We think we make them all the time. But really, most of the decisions we make daily are simple even though we like to make them seem complicated.
However, one day, we are forced to make a tough decision. For me that day is today, well most likely tomorrow. It’s the day we will make a decision on the next course of action for my father.
Do we go against his wishes and allow the tracheotomy or accept the inevitable, remove the tube, and let him go in peace? I’ve made my decision, have even made peace with my decision.
It seems so easy to type as I fly across three states in a desperate rush to get to the hospital. To look into those eyes which are so much like mine and ask him if he is sure he no longer wishes to fight. My head knows the answer.
Cold-hearted, clinical bitch that I am knows it is the best answer. Remove the tube breathing for him, let the doctors give him medicine to make him comfortable then let nature take its course. My head knows it’s right because he is not a man who wants to go out with the indignity of a slow death.

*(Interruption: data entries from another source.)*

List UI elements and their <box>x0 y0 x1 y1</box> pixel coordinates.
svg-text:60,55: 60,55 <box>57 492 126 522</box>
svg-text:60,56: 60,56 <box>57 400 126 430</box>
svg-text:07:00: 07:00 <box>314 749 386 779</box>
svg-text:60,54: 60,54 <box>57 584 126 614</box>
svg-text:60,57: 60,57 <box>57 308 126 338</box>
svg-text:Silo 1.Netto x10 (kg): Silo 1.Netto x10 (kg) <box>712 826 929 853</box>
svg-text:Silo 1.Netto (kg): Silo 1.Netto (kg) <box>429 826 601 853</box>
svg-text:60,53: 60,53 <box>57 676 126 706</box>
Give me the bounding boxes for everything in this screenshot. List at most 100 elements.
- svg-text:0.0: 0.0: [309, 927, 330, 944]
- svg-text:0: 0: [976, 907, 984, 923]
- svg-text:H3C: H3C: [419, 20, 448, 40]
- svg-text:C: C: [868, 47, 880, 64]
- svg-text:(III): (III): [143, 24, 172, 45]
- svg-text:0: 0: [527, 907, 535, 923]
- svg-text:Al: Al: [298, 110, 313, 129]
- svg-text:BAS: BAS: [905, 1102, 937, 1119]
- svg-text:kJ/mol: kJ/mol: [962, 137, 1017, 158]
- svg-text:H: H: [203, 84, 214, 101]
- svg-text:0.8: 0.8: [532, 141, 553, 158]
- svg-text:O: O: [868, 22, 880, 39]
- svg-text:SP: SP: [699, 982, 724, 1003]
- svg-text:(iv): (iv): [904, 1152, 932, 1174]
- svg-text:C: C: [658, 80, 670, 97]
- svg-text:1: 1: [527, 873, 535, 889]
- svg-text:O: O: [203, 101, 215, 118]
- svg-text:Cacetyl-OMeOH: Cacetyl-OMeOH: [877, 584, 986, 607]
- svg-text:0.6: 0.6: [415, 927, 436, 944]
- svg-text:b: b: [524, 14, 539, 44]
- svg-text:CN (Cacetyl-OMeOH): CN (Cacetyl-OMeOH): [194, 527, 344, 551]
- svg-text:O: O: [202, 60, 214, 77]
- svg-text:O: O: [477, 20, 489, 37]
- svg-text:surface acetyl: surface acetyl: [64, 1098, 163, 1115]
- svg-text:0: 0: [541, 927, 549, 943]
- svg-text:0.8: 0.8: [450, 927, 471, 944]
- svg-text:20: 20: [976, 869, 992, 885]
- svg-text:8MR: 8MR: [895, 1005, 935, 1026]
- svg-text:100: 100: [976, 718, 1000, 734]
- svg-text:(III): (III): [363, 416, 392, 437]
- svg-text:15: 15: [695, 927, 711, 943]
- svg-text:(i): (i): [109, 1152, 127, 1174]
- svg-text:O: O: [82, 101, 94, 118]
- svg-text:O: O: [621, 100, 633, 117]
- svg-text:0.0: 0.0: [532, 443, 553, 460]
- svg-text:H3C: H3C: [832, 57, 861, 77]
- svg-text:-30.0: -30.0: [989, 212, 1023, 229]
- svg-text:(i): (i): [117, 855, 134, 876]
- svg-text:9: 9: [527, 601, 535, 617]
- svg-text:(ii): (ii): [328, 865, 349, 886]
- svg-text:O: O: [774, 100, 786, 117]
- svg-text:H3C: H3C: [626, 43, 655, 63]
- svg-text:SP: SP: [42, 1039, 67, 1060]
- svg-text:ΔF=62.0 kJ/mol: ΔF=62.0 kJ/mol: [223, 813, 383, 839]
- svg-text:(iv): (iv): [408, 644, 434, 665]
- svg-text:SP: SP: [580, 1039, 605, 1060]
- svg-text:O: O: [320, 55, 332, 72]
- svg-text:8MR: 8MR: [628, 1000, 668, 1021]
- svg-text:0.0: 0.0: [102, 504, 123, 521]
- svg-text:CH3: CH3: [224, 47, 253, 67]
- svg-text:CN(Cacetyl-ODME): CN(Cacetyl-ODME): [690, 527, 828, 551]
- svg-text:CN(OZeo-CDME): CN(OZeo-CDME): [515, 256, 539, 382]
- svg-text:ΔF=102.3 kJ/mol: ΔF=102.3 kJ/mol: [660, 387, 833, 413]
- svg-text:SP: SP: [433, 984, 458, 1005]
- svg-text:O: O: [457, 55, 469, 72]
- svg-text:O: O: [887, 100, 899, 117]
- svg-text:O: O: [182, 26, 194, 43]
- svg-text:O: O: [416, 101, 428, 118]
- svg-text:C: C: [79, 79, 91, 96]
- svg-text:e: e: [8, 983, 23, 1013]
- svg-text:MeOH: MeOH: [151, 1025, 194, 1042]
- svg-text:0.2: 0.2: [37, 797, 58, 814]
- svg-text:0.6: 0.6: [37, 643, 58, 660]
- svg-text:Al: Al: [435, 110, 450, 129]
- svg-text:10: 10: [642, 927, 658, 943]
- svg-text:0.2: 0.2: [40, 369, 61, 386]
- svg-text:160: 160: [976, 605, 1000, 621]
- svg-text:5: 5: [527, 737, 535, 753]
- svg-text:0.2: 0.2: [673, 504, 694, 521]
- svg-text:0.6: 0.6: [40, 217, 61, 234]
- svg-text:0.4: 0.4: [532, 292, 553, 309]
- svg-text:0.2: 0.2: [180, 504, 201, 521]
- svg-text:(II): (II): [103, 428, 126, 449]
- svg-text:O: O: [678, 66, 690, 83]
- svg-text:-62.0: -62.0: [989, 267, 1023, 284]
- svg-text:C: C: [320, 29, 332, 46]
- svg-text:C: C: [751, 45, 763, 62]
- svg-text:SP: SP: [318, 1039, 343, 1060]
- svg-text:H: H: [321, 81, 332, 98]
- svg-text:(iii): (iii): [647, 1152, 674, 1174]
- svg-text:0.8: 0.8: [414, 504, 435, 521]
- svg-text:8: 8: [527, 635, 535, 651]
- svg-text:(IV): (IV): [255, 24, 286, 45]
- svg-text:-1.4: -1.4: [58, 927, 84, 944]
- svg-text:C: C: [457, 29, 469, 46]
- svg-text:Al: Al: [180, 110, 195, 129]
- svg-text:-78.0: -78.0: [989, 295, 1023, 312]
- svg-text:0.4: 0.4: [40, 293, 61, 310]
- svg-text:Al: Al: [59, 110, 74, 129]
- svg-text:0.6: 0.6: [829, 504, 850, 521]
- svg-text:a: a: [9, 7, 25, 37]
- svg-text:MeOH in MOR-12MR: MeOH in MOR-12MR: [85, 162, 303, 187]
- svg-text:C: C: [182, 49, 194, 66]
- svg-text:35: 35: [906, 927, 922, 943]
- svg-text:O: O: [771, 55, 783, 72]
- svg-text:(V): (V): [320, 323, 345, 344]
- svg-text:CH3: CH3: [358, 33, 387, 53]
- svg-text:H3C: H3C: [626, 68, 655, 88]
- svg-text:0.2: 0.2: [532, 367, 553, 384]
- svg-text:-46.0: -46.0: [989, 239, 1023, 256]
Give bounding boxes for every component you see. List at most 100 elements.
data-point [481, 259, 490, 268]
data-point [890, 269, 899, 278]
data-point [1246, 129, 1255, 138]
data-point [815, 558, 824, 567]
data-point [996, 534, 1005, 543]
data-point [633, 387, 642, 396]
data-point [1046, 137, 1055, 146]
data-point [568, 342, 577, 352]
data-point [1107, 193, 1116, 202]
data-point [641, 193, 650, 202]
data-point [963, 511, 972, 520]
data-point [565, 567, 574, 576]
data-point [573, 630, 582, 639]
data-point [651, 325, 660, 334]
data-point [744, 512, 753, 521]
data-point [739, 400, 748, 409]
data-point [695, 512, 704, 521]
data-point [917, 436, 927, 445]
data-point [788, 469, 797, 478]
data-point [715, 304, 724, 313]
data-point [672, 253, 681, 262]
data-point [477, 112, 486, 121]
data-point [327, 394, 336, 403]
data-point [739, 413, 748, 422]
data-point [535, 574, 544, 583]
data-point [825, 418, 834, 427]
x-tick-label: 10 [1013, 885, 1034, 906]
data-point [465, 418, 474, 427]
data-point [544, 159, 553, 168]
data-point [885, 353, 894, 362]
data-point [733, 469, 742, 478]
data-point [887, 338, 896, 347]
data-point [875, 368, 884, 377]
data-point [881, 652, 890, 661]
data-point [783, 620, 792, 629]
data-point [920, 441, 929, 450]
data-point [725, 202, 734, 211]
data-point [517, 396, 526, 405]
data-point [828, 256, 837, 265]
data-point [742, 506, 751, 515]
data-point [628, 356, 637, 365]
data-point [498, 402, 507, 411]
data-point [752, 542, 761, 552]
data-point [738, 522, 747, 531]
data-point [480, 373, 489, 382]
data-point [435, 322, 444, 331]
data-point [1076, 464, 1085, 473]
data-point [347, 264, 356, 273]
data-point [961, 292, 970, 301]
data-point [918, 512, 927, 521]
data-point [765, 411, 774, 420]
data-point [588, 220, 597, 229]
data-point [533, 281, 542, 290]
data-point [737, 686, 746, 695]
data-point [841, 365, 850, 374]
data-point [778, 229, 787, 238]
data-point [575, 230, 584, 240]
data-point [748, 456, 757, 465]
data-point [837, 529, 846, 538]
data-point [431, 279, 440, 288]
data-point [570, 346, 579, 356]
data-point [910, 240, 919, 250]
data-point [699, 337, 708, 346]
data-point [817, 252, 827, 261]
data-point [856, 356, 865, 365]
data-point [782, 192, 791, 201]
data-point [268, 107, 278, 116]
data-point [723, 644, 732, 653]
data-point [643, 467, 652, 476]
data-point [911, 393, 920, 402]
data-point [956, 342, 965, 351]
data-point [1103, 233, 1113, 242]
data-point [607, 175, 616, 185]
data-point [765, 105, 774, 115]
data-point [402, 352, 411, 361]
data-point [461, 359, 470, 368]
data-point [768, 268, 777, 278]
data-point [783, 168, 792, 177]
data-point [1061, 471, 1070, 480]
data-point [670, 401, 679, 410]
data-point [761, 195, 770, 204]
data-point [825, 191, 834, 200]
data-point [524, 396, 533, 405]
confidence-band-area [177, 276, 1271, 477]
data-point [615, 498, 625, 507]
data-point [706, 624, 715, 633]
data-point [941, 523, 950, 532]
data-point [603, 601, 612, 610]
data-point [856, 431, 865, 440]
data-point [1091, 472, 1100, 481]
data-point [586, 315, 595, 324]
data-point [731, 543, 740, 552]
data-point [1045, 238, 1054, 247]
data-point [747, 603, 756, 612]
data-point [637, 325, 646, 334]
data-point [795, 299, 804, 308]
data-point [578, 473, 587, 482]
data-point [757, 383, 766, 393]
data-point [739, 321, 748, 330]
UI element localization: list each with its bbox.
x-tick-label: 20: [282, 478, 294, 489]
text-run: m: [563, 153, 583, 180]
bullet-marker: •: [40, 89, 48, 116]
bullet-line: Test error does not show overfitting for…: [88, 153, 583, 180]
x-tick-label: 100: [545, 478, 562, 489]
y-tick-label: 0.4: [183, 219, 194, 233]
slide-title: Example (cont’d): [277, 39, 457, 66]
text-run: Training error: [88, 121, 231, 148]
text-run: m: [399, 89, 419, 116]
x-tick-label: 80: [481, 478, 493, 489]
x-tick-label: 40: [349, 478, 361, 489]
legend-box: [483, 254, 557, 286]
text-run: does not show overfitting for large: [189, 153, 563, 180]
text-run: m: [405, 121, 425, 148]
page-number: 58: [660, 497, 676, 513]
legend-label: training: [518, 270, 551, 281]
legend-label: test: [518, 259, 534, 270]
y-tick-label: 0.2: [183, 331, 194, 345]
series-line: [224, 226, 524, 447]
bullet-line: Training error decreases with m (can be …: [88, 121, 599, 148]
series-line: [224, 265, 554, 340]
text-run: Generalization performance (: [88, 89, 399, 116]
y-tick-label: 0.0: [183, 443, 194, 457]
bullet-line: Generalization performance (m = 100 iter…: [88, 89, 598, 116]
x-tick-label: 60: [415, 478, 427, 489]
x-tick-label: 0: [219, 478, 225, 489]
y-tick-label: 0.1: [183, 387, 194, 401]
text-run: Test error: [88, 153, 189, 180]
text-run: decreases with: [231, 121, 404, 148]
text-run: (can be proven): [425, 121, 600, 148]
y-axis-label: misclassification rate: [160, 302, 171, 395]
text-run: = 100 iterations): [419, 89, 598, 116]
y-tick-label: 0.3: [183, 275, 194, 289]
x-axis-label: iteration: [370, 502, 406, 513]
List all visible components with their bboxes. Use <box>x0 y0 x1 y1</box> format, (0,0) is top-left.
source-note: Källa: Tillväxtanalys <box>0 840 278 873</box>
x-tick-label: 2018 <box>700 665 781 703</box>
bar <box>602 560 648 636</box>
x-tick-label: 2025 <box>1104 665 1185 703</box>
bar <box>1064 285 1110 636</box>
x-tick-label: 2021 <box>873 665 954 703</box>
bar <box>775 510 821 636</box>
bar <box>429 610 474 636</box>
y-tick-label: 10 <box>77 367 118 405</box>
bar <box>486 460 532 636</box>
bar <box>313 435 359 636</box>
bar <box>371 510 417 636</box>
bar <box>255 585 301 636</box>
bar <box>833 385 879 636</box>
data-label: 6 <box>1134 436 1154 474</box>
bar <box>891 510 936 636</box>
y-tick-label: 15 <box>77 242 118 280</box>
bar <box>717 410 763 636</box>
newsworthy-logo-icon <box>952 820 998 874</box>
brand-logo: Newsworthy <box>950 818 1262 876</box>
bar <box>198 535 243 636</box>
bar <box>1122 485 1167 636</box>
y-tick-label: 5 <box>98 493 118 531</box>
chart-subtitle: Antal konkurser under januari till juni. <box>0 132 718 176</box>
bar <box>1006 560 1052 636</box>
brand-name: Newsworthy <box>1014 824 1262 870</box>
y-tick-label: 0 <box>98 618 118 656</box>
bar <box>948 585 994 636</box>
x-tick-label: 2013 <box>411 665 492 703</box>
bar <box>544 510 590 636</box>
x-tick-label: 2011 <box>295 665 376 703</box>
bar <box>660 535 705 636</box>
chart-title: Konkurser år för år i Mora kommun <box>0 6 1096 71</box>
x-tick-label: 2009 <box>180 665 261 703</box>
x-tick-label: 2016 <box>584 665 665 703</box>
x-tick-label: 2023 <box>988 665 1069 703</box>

Now I just need someone to tell my heart. My heart that is breaking into a million tiny pieces because he’s my daddy. The man who taught me I could be anything I want to be. He taught me to shoot a gun, ride a horse and a motorcycle. Cheered at ever sporting event I ever participated in. Loved me even when I wasn’t always lovable. He’s half of my DNA and all of my heart.
I’m not ready to tell him goodbye but I love him enough to let him go with dignity and grace. In my seat, on this tiny plane, surrounded by strangers, I have allowed myself to cry for the first time since this started. I have 45 minutes to get it all out. Because when I step off this plane, the responsibility for his life will land, once more, squarely on my shoulders.
There is a wife, a sister, and a grandmother waiting but I know none of them will ultimately make this decision. They will want to make the decision but they won’t want the responsibility. That will fall to me.
I will talk to the doctors, ask my pointed questions, listen to what they have to say, and finally look into those eyes. I know what I will see there. I know the fear will match my own. But I also know the decision will be in his eyes, a painful, poignant longing for release. In those eyes, I will find the peace my heart needs.